Rescue Japan, Help World

Japan's leaders are getting more advice than a slow driver on a Montana interstate.

Not within memory has a government been so peppered with candid admonitions from home and abroad. And with good reason.

The governor of Japan's central bank bluntly told his nation's leadership to cut taxes further, improve efficiency, and stimulate economic growth. The CEO of giant Sony, exaggerating for effect, warned that collapse might be at hand. The heads of virtually every major nation in the industrialized world threw in their two billion cents worth, urging tax cuts and speeded up banking, trade, and financial reform.

Japan's Finance Ministry capped all this free advice with a comic-strip ad campaign imploring Japanese consumers to start spending, not saving, their tax-cut cash. As one cartoon citizen says, unsubtly: "Hooray! Let's spend some money!"

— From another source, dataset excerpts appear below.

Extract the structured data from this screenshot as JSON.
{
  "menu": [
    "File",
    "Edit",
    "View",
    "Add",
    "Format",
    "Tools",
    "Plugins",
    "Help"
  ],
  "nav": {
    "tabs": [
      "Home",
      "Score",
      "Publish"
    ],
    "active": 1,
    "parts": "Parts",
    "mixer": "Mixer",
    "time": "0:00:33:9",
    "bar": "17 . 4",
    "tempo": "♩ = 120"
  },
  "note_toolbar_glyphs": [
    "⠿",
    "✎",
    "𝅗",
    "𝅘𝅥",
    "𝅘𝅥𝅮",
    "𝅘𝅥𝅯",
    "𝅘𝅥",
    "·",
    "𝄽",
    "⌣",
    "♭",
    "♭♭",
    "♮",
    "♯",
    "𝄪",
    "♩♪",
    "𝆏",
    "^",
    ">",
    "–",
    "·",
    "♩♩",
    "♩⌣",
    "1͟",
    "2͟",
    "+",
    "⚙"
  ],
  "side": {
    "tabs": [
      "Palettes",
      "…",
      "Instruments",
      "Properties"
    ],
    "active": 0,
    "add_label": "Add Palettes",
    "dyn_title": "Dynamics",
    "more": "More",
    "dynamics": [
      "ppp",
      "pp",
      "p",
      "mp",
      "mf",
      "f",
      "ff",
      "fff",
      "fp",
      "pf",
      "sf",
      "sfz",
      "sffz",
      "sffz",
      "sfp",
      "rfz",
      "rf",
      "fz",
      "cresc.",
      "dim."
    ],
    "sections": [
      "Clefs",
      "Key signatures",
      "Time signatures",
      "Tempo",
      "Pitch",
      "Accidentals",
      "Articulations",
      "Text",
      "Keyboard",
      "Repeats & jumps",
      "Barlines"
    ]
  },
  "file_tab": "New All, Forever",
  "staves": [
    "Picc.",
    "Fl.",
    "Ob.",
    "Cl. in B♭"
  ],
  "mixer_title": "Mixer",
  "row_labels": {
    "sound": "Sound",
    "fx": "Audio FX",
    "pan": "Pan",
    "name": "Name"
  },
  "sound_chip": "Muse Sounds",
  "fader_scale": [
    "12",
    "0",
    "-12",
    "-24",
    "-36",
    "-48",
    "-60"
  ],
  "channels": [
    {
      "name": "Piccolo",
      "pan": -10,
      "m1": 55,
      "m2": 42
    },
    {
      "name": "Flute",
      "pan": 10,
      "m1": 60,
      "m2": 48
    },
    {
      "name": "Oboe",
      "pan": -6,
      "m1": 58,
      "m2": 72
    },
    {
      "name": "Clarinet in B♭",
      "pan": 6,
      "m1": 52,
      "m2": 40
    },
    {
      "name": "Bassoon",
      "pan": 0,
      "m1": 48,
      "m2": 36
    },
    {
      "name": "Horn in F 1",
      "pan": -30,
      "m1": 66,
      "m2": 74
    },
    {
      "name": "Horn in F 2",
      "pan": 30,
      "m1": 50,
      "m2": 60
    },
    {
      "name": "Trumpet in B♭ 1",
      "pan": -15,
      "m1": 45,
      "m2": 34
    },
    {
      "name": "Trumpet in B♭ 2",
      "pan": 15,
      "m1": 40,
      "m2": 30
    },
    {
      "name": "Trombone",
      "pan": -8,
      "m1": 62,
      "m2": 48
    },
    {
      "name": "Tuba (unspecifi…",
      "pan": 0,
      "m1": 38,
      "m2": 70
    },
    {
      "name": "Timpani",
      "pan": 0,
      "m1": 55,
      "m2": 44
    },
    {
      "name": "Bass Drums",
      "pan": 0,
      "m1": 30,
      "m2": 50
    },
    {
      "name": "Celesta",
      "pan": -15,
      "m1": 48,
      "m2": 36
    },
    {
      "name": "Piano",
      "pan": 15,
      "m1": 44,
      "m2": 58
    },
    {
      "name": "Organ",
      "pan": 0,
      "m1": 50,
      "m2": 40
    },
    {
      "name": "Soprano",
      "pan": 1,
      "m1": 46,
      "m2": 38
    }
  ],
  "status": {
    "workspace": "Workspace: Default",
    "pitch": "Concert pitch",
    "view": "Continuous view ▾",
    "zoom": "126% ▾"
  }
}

That, in a land noted for some of the world's most exemplary savers, is indeed a command to revolution.

But will all the advice work? Will Japan's economy start to grow again? Will Japanese consumers buy products their Asian neighbors are anxiously trying to sell in order to revive their own economies? Will global financial and manufacturing firms be allowed a wide-open chance to compete, and bring more efficiency and lower prices to Japan's consumers?

In short, will Japan, the world's second-largest economy, again become a growth engine to help pull other economies out of the doldrums?

Answer: a cautious 'yes.' The long period of too-little-too-late government action appears to be ending. Prime Minister Hashimoto indicated as much when he admitted self-critically that his economy is in "the worst shape" since World War II. He is, he said, determined to "kick start" it.

That means growth policies. It means a nation that lives by trade must be more open to trade competition at home.

The US and Europe should help, not bully. America forced 19th-century Japan to open itself to world trade with gunboat threats. European pressure followed. This is not a time to for new threats, such as those former US trade negotiator Mickey Kantor often used. One major way to help is to keep calm about the trade deficit. It will shrink as Tokyo opens its economy further to the world.